Bien sûr, la majorité de l’intersyndicale ne souhaite pas de suite au 6 juin et est inquiète du chemin que prend le mouvement actuel, la sortant de sa zone de confort. Mais déjà, dans les bases, on la prépare, par exemple dans les syndicats CGT du commerce, ou chez les retraités ou encore les cheminots qui appellent déjà à une suite le 15 juin et probablement demain les électriciens et gaziers et d’autres encore. On verra. Mais ce qu’il y a de sûr c’est que la manifestation du 6 juin est déjà sortie du cadre que lui avait conféré l’intersyndicale, pas seulement parce qu’elle va s’étendre dans le temps du 6 au 8, mais aussi par son contenu qui va dépasser l’objectif de l’intersyndicale de seulement faire pression sur les députés pour qu’ils votent le 8 juin, la proposition de loi LIOT et son abrogation du passage de 62 à 64 ans. En effet, on sait déjà que le pouvoir va empêcher le vote des députés à l’Assemblée Nationale même si les députés semble-t-il s’apprêtaient à voter l’abrogation de la loi. Tout le monde le sait. La pression sur les députés devient secondaire. Par contre, les magouilles anti-démocratiques du pouvoir ranimeront la détestation de l’opinion contre tous ces abus de pouvoir qui, désormais, caractérisent le régime et seront au centre de cette manifestation.
Tout le monde va regarder ce qui se passe le 8 juin et le 6 juin en sera la préparation. Comme le 49.3 avait réveillé la colère, les magouilles du 8 juin le feront aussi. Du coup, cette manifestation qui n’en est plus une pour faire pression sur les députés dans le cadre du système est déjà autre chose en dehors de ce cadre, pas tout à fait encore une manifestation pour faire tomber le pouvoir, mais déjà une manifestation d’entrée dans une nouvelle ère, dont les mobilisations sociales prendront un tour de plus en plus politique avec comme but de faire tomber Macron, et dont la première étape, au delà du 15 juin, pourra être d’aller jusqu’au 14 juillet, date politique s’il en est. C’est la date de fin des 100 jours fixés par Macron pour reprendre les choses en main, donc la date de son échec patent .

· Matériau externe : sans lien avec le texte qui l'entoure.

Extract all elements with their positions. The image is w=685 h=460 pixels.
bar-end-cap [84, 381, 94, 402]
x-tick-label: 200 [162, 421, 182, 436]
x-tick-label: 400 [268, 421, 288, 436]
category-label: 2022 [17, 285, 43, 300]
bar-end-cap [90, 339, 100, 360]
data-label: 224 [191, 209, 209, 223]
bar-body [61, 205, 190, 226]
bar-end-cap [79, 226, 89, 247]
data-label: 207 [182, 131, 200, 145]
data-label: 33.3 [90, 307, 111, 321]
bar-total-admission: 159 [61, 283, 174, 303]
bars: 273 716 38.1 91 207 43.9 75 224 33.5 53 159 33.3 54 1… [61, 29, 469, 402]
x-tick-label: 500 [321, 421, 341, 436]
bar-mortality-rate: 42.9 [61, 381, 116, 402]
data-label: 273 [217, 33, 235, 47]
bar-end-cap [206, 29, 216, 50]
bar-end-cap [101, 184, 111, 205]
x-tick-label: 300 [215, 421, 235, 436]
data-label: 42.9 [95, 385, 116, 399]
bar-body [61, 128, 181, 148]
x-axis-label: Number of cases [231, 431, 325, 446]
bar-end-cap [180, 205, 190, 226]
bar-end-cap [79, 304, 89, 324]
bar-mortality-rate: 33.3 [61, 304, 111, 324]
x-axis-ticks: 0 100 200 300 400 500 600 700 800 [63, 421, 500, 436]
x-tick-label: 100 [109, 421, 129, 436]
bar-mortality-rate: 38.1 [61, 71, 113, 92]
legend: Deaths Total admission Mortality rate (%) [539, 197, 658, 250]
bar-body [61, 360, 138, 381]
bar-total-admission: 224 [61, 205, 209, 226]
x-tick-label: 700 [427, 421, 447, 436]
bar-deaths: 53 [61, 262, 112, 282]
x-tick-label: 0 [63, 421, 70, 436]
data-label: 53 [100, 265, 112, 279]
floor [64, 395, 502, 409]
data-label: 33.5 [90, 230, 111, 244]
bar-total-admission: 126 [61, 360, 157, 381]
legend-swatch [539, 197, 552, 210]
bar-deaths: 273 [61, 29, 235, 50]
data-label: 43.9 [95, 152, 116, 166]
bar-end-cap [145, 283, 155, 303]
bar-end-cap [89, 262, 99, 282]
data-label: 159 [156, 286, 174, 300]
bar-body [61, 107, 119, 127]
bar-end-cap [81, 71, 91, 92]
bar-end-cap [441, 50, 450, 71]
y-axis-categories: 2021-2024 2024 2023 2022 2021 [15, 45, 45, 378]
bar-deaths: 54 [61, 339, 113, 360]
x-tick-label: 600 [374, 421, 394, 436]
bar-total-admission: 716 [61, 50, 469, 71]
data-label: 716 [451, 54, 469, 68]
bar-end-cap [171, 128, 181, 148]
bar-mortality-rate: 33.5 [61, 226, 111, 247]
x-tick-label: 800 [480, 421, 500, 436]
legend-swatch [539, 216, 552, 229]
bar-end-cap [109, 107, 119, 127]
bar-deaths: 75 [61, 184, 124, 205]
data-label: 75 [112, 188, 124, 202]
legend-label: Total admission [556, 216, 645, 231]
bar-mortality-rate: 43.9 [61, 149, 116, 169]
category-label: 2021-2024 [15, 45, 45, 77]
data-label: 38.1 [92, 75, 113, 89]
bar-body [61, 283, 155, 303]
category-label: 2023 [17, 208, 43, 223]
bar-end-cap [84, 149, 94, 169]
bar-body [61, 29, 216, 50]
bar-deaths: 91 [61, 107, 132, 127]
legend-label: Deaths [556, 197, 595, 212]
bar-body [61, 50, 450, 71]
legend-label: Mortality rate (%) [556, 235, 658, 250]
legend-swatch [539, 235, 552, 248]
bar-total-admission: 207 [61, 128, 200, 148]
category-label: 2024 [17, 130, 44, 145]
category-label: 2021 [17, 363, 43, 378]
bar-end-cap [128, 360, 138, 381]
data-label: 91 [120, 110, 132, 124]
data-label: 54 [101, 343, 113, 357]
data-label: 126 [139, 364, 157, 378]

C’est aussi la date aussi où Macron va recevoir Modi le président indien d’extrême droite dont les militants aiment à se revendiquer de Mussolini, date donc où Macron s’affiche clairement avec l’extrême droite et donc date de l’addition de la lutte sociale et politique contre ce régime autoritaire ouvrant la porte aux fascistes. C’est enfin la date anniversaire d’une révolution pour faire tomber un pouvoir royal autoritaire, dont celui de Macron se rapproche. C’est une date qui donne la tonalité générale d’une ère où se construira la certitude que la mobilisation de rue est la seule solution pour faire tomber ce pouvoir qu’on ne supporte plus et qu’elle est la seule démocratie qui nous reste.
Comme je l’écrivais dans mon dernier post, nous sommes en train de gagner aujourd’hui dans ce mouvement une conscience collective et une force avec de nouveau militants qui vont nous permettre bien des succès à venir. C’est énorme parce que c’est ça qui va nous permettre de tout reprendre. Pour participer pleinement à ce moment, y être utile, il nous faut rompre avec les routines de pensée et de comportement du temps passé, il nous faut être à la hauteur des circonstances de cette page de l’Histoire qui s’ouvre et s’y plonger à fond.